January 7, 2025

FINTECH MAGAZINE AFRICA

Fintech eyes in africa

Angel Investors in Africa Prefer to Invest in Scalable High-growth startups – Survey

For the third consecutive year, the African Business Angel Network (ABAN), supported by the Dutch Good Growth Fund (DGGF), Briter Bridges, and the African Angel Academy (AAA), released its latest Africa’s Angel Report.

This report combines primary and secondary data to provide insights into the role of angel investors in driving the growth of Africa’s innovation and investment ecosystem. Data collection involved surveying over 110 individual investors who have backed startups across Africa’s 54 nations, supplemented by interviews to gain further perspectives.

Angel investing in Africa spans diverse age groups, with 62% of surveyed investors aged 36 to 53, 21% aged 18 to 35, and an average age of 43. Although the ecosystem remains male-dominated (62%), women play an active role, particularly in the 40-49 age bracket (50%) and among founders (22%). Geographically, South Africa leads in angel investment activity (15%), followed by Nigeria (10%) and Kenya (8%). Regionally, West Africa claims the largest share (28%), with Southern and East Africa closely trailing at 25% each.

The majority of angels are highly educated, with 69% holding advanced degrees and 62% having studied outside Africa. Business (37%) and accounting/finance (16%) are the most common academic disciplines. Professionally, most angels have operational experience, with 33% identifying as founders or entrepreneurs, 25% as C-level executives, and 21% as investment professionals. Their commitment to Africa’s innovation ecosystem is evident, with 72% of respondents reporting investments in the past year.

Angels prefer scalable, revenue-generating ventures, particularly high-growth startups, which are favored by 43% of respondents. Most prioritize businesses that generate revenue from both companies and consumers (68%) and those with proven market traction, regardless of profitability (50%). There is also a strong focus on companies in urban areas (90%) and those with significant female representation in leadership, workforce, partnerships, or customer base (79%). However, businesses with overvalued shares or excessive equity dilution among founders are a concern for 73% of investors.

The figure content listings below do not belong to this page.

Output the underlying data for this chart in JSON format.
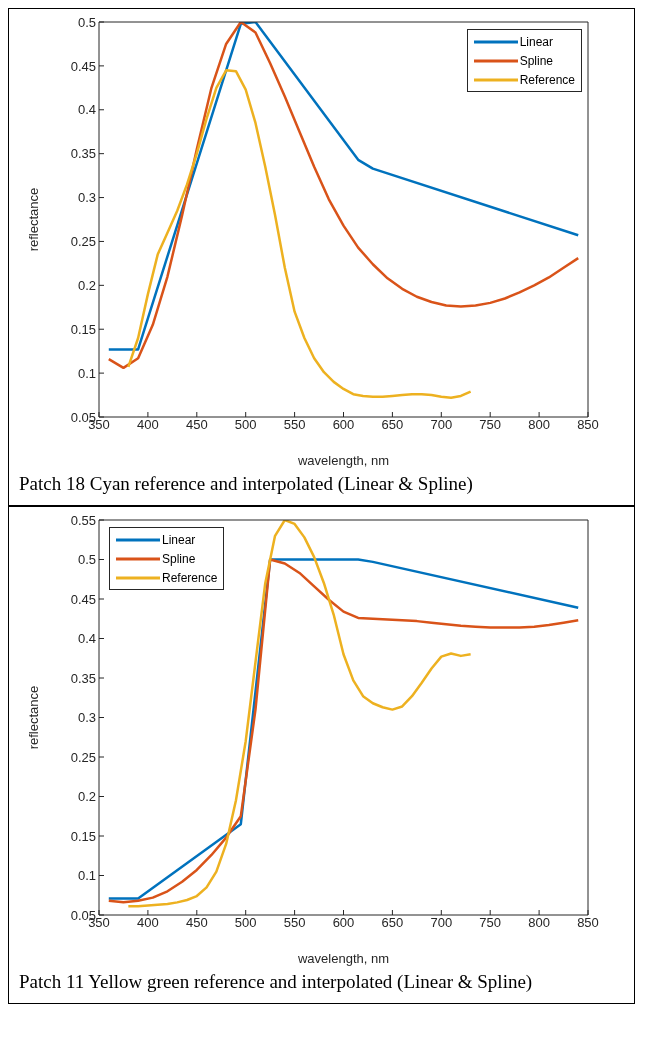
{
  "chart_data": [
    {
      "type": "line",
      "xlabel": "wavelength, nm",
      "ylabel": "reflectance",
      "xlim": [
        350,
        850
      ],
      "xticks": [
        350,
        400,
        450,
        500,
        550,
        600,
        650,
        700,
        750,
        800,
        850
      ],
      "ylim": [
        0.05,
        0.5
      ],
      "yticks": [
        0.05,
        0.1,
        0.15,
        0.2,
        0.25,
        0.3,
        0.35,
        0.4,
        0.45,
        0.5
      ],
      "legend": "top right",
      "grid": false,
      "marker": "none",
      "line_style": "solid",
      "annotations": [
        "Patch 18 Cyan reference and interpolated (Linear & Spline)"
      ],
      "series": [
        {
          "name": "Linear",
          "color": "#0072bd",
          "x": [
            360,
            390,
            495,
            510,
            615,
            630,
            840
          ],
          "values": [
            0.127,
            0.127,
            0.498,
            0.5,
            0.343,
            0.333,
            0.257
          ]
        },
        {
          "name": "Spline",
          "color": "#d95319",
          "x": [
            360,
            375,
            390,
            405,
            420,
            435,
            450,
            465,
            480,
            495,
            510,
            525,
            540,
            555,
            570,
            585,
            600,
            615,
            630,
            645,
            660,
            675,
            690,
            705,
            720,
            735,
            750,
            765,
            780,
            795,
            810,
            825,
            840
          ],
          "values": [
            0.116,
            0.106,
            0.117,
            0.155,
            0.21,
            0.28,
            0.355,
            0.425,
            0.475,
            0.5,
            0.488,
            0.453,
            0.415,
            0.375,
            0.335,
            0.298,
            0.268,
            0.243,
            0.224,
            0.208,
            0.196,
            0.187,
            0.181,
            0.177,
            0.176,
            0.177,
            0.18,
            0.185,
            0.192,
            0.2,
            0.209,
            0.22,
            0.231
          ]
        },
        {
          "name": "Reference",
          "color": "#edb120",
          "x": [
            380,
            390,
            400,
            410,
            420,
            430,
            440,
            450,
            460,
            470,
            480,
            490,
            500,
            510,
            520,
            530,
            540,
            550,
            560,
            570,
            580,
            590,
            600,
            610,
            620,
            630,
            640,
            650,
            660,
            670,
            680,
            690,
            700,
            710,
            720,
            730
          ],
          "values": [
            0.107,
            0.14,
            0.19,
            0.235,
            0.26,
            0.285,
            0.315,
            0.35,
            0.39,
            0.425,
            0.445,
            0.444,
            0.423,
            0.385,
            0.335,
            0.28,
            0.22,
            0.17,
            0.14,
            0.117,
            0.101,
            0.09,
            0.082,
            0.076,
            0.074,
            0.073,
            0.073,
            0.074,
            0.075,
            0.076,
            0.076,
            0.075,
            0.073,
            0.072,
            0.074,
            0.079
          ]
        }
      ]
    },
    {
      "type": "line",
      "xlabel": "wavelength, nm",
      "ylabel": "reflectance",
      "xlim": [
        350,
        850
      ],
      "xticks": [
        350,
        400,
        450,
        500,
        550,
        600,
        650,
        700,
        750,
        800,
        850
      ],
      "ylim": [
        0.05,
        0.55
      ],
      "yticks": [
        0.05,
        0.1,
        0.15,
        0.2,
        0.25,
        0.3,
        0.35,
        0.4,
        0.45,
        0.5,
        0.55
      ],
      "legend": "top left",
      "grid": false,
      "marker": "none",
      "line_style": "solid",
      "annotations": [
        "Patch 11 Yellow green reference and interpolated (Linear & Spline)"
      ],
      "series": [
        {
          "name": "Linear",
          "color": "#0072bd",
          "x": [
            360,
            390,
            495,
            525,
            615,
            630,
            840
          ],
          "values": [
            0.071,
            0.071,
            0.165,
            0.5,
            0.5,
            0.497,
            0.439
          ]
        },
        {
          "name": "Spline",
          "color": "#d95319",
          "x": [
            360,
            375,
            390,
            405,
            420,
            435,
            450,
            465,
            480,
            495,
            510,
            525,
            540,
            555,
            570,
            585,
            600,
            615,
            630,
            645,
            660,
            675,
            690,
            705,
            720,
            735,
            750,
            765,
            780,
            795,
            810,
            825,
            840
          ],
          "values": [
            0.068,
            0.066,
            0.068,
            0.072,
            0.08,
            0.092,
            0.107,
            0.126,
            0.148,
            0.175,
            0.31,
            0.5,
            0.495,
            0.483,
            0.466,
            0.449,
            0.434,
            0.426,
            0.425,
            0.424,
            0.423,
            0.422,
            0.42,
            0.418,
            0.416,
            0.415,
            0.414,
            0.414,
            0.414,
            0.415,
            0.417,
            0.42,
            0.423
          ]
        },
        {
          "name": "Reference",
          "color": "#edb120",
          "x": [
            380,
            390,
            400,
            410,
            420,
            430,
            440,
            450,
            460,
            470,
            480,
            490,
            500,
            510,
            520,
            530,
            540,
            550,
            560,
            570,
            580,
            590,
            600,
            610,
            620,
            630,
            640,
            650,
            660,
            670,
            680,
            690,
            700,
            710,
            720,
            730
          ],
          "values": [
            0.061,
            0.061,
            0.062,
            0.063,
            0.064,
            0.066,
            0.069,
            0.074,
            0.085,
            0.105,
            0.14,
            0.195,
            0.27,
            0.37,
            0.47,
            0.53,
            0.55,
            0.545,
            0.528,
            0.503,
            0.47,
            0.43,
            0.38,
            0.347,
            0.327,
            0.318,
            0.313,
            0.31,
            0.314,
            0.327,
            0.344,
            0.362,
            0.377,
            0.381,
            0.378,
            0.38
          ]
        }
      ]
    }
  ]
}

Investment instruments vary, with 50% of angels favoring equity investments through SAFEs or shareholder agreements, while 28% use debt instruments such as loans or convertible notes with short maturity periods. Investment accessibility is broad, as 64% of angels typically contribute between $1,000 and $25,000 per deal.

Angel funding predominantly supports young entrepreneurs aged 25 to 40, who make up 82% of recipients. The primary source of capital for these investments is angels’ wages and returns on their own investments (70%), with only a small proportion relying on external funds.

This year’s report underscores the critical role angel investors play in shaping Africa’s economic transformation. Through their support of high-growth ventures and a focus on innovation, these investors continue to empower the continent’s entrepreneurial ecosystem.